C’est la faute à la socié… au conformisme !
Je vais te dire, et ne hurle pas : le conformisme. Celui-là même qui lie tous les groupes d’appartenance. Et ne viens pas me crier l’argument de l’originalité, si l’on est l’original de quelqu’un, on est aussi toujours le conforme d’un autre
. Tu l’as compris : tout est une question de groupe d’appartenance. La mèche de cheveux noire est à l’emo ce que les espadrilles sont aux bobos pendant l’été.
En d’autres termes, nous sommes tous des cibles d’influence, tous soumis à des pressions sociales qui ne sont pas forcément explicites et qui nous poussent à ajuster nos opinions et attitudes (que celle qui ne s’est jamais dit « les spartiates me boudinent les pieds et me font un bronzage strié certes, mais quand même : c’est joli » me noie dans du Petit Gervais fraise-banane). Et nous finissons quasi-inéluctablement par céder à l’appel du conformisme, à la fois pour éviter le conflit et ne pas être rejeté par la majorité, nous dit Asch (chercheur en psychologie sociale de son état).

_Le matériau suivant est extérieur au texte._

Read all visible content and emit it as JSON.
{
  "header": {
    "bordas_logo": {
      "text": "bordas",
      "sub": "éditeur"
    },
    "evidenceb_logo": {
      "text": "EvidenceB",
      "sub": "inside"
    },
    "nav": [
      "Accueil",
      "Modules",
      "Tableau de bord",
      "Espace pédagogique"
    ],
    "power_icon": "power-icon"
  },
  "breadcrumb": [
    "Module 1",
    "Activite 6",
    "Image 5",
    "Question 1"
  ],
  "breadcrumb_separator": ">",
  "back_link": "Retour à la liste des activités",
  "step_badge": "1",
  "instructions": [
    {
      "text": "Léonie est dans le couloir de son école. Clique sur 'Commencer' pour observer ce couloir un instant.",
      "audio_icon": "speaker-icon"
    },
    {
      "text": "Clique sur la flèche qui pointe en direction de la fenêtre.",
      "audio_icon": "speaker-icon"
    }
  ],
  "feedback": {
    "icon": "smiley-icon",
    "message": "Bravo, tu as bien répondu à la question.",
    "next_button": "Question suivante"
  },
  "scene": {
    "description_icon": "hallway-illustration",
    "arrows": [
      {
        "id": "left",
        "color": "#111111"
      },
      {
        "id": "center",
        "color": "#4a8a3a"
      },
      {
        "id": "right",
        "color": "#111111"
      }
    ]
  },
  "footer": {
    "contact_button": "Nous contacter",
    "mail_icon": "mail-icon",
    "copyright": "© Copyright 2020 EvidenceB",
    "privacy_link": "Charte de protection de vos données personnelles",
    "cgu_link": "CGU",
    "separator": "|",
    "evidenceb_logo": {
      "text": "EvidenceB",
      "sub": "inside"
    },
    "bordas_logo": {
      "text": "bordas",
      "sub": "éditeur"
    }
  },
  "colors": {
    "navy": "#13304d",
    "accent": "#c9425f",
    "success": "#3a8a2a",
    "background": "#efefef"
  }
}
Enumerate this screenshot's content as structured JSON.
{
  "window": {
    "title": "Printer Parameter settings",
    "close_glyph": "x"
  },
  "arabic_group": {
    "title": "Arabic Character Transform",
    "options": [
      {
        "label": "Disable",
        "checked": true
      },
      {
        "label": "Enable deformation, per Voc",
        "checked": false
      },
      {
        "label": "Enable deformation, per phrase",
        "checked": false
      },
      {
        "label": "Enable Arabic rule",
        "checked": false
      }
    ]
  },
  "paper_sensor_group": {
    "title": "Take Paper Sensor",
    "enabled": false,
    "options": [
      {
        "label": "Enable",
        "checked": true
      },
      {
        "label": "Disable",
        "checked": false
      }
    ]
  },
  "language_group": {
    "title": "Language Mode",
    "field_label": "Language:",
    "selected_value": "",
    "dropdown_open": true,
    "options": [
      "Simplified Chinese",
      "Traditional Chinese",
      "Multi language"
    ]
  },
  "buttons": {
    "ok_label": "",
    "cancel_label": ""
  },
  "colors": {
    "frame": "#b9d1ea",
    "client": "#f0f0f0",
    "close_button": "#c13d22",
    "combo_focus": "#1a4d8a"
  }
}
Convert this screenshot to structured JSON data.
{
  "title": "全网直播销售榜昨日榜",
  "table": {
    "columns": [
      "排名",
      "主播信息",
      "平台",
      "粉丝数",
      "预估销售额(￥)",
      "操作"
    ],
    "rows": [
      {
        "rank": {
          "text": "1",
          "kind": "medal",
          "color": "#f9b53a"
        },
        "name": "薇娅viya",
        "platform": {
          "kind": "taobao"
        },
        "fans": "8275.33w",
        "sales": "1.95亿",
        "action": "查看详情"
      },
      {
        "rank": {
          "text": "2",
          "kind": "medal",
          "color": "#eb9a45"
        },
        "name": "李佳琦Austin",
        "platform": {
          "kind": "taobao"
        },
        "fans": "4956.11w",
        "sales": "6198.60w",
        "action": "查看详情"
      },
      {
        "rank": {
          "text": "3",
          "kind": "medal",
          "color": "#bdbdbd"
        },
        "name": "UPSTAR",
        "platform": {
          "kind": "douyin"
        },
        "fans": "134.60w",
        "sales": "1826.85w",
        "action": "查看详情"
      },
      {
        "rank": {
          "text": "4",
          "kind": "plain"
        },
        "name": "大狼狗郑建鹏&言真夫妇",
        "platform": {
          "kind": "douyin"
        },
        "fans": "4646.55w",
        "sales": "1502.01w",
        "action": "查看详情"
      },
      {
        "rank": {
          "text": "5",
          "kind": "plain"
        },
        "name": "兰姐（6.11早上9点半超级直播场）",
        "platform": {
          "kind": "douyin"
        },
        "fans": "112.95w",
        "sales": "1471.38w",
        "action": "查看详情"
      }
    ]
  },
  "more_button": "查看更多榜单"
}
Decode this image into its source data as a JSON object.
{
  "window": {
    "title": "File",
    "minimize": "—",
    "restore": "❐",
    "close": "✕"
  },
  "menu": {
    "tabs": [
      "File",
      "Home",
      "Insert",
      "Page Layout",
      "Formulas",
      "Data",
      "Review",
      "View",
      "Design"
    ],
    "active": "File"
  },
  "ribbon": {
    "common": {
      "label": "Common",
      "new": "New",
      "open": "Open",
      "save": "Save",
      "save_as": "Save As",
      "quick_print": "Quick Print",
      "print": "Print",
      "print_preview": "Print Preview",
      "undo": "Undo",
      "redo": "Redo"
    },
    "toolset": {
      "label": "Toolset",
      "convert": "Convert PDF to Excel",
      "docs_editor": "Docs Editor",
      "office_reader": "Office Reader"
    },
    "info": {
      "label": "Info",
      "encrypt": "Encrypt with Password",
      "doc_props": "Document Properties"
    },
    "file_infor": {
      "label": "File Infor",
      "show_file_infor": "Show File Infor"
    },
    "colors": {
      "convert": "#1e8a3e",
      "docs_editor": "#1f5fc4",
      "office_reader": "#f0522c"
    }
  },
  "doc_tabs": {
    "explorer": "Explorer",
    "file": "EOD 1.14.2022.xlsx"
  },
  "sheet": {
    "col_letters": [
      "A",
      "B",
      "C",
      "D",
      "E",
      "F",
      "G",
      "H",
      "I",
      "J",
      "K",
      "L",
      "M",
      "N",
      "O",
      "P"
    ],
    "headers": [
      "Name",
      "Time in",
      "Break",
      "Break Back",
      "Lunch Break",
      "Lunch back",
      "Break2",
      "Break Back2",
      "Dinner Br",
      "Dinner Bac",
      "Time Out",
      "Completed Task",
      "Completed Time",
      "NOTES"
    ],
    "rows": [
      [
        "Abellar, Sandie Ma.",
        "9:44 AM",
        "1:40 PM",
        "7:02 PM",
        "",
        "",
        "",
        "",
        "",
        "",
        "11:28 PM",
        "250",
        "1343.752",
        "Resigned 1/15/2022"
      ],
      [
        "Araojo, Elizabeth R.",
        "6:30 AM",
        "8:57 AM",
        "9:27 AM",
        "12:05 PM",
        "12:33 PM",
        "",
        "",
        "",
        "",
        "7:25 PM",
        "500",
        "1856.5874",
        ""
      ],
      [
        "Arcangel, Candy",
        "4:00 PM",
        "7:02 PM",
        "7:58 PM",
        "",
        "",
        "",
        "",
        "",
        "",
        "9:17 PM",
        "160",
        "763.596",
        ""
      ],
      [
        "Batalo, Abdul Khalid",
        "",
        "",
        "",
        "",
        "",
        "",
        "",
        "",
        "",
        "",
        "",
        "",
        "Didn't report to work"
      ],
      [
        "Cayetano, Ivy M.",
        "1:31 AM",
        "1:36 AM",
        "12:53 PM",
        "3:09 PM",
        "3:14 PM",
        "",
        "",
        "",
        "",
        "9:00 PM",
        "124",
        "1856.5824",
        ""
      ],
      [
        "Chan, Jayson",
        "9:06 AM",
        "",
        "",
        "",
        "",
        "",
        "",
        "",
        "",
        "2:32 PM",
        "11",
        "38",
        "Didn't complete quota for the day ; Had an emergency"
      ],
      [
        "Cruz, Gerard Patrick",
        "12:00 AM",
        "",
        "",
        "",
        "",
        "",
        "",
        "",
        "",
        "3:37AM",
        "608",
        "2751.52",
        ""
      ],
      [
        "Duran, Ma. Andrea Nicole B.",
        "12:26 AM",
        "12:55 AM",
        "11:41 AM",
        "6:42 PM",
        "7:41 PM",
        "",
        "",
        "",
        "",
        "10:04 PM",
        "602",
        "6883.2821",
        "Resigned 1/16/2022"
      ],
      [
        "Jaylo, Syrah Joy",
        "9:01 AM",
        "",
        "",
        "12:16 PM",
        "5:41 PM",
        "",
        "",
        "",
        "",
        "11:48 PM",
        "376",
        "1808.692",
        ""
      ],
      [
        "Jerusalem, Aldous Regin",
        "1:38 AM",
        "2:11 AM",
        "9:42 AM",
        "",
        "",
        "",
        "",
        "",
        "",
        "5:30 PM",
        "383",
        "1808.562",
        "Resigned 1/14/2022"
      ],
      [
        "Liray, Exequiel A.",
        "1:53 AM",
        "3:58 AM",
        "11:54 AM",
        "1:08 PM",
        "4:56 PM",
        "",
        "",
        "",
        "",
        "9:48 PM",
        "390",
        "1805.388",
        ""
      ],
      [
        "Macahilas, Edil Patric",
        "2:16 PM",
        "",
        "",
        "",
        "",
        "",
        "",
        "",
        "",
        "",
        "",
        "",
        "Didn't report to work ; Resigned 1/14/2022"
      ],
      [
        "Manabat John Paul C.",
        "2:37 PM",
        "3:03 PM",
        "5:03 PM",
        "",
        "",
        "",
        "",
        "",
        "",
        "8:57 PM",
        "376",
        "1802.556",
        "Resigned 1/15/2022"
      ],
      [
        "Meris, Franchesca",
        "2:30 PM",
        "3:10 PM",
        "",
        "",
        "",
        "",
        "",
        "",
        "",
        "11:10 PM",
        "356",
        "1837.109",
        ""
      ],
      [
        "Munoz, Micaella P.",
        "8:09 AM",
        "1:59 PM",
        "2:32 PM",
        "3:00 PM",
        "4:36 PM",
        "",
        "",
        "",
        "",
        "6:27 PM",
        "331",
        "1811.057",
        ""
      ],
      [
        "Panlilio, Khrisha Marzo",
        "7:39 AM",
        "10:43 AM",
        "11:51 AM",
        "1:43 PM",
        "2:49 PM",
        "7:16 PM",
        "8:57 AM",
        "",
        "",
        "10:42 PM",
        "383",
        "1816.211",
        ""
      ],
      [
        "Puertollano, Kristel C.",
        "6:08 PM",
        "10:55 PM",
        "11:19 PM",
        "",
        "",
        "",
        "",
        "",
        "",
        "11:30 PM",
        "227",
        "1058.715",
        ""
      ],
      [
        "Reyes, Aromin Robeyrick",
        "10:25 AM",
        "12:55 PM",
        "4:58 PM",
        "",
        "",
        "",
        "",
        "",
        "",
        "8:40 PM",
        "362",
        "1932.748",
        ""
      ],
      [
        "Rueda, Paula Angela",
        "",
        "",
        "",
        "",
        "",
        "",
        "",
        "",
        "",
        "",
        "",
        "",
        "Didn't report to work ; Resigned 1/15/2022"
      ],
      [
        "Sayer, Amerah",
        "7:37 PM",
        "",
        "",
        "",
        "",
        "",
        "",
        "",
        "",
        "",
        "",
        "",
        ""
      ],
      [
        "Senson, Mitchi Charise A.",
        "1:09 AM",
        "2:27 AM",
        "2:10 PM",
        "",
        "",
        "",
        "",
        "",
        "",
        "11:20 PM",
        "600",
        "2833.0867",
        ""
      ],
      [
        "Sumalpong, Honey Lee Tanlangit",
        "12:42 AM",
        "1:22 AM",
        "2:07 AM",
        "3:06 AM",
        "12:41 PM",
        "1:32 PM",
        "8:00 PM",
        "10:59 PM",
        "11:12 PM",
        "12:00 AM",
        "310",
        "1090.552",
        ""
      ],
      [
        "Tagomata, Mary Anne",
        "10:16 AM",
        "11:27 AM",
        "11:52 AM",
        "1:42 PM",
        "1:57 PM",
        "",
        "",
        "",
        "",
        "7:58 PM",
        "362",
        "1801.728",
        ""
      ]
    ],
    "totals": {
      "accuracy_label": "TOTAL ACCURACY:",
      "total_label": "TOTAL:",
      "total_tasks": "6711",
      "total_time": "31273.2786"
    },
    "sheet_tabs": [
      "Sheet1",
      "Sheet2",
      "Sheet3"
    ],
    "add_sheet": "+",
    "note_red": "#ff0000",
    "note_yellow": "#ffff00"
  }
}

Le conformisme selon l’expérience de Asch
Pour preuve : en 1951, le chercheur réunit huit personnes dans une même salle pour les soumettre à une expérience sur la perception visuelle (comparer la hauteur d’une ligne tracée sur un carton avec trois autres lignes présentées sur un deuxième carton – déterminer celle des trois qui était semblable à la première)…
Chaque individu donnait sa réponse à haute voix à tour de rôle. Parmi eux, sept « complices » du chercheur chargés de donner une réponse fausse, et un individu « naïf » ignorant tout de la procédure. La finalité : observer comment ce sujet-là allait réagir alors que toutes les personnes autour de lui affirmaient un fait qui contredisait sa propre perception de la réalité. Les résultats furent édifiants : 77% des individus se rangent au moins une fois du côté de la majorité, et un individu sur trois émet systématiquement une réponse conforme à celle du groupe. La pression sociale pourrait bien nous faire affirmer « 2+2=1 », autrement dit, pour peu que notre entourage le dise aussi. Tu vois pourquoi la lancée du sabot sur le marché est une petite mort annoncée ?
Finalement, la vraie question at the end of the day, c’est surtout de savoir si c’est si grave, tout ça. Oui, peut-être que nous nous collerons tous des canotiers sur la tête, des spartiates aux pieds, tout ceci agrémenté d’une robe nude qui nous donnera l’air aussi affable que Morticia Adams. Peut-être qu’emportés par l’engouement général, nous avons tous regardé de près ou de loin les performances des Bleus pour le Mondial. Peut-être même que nous chantons tous du Lady Gaga sous la douche, mais ne jurons que par Courtney Love en public. Peut-être que se rendre compte de notre conformisme nous aidera un peu à dédramatiser.
Ce que je voulais surtout vous dire, c’est que si je prévois de me délecter des aventures Secret Story, c’est pas vraiment moi, c’est le conformisme.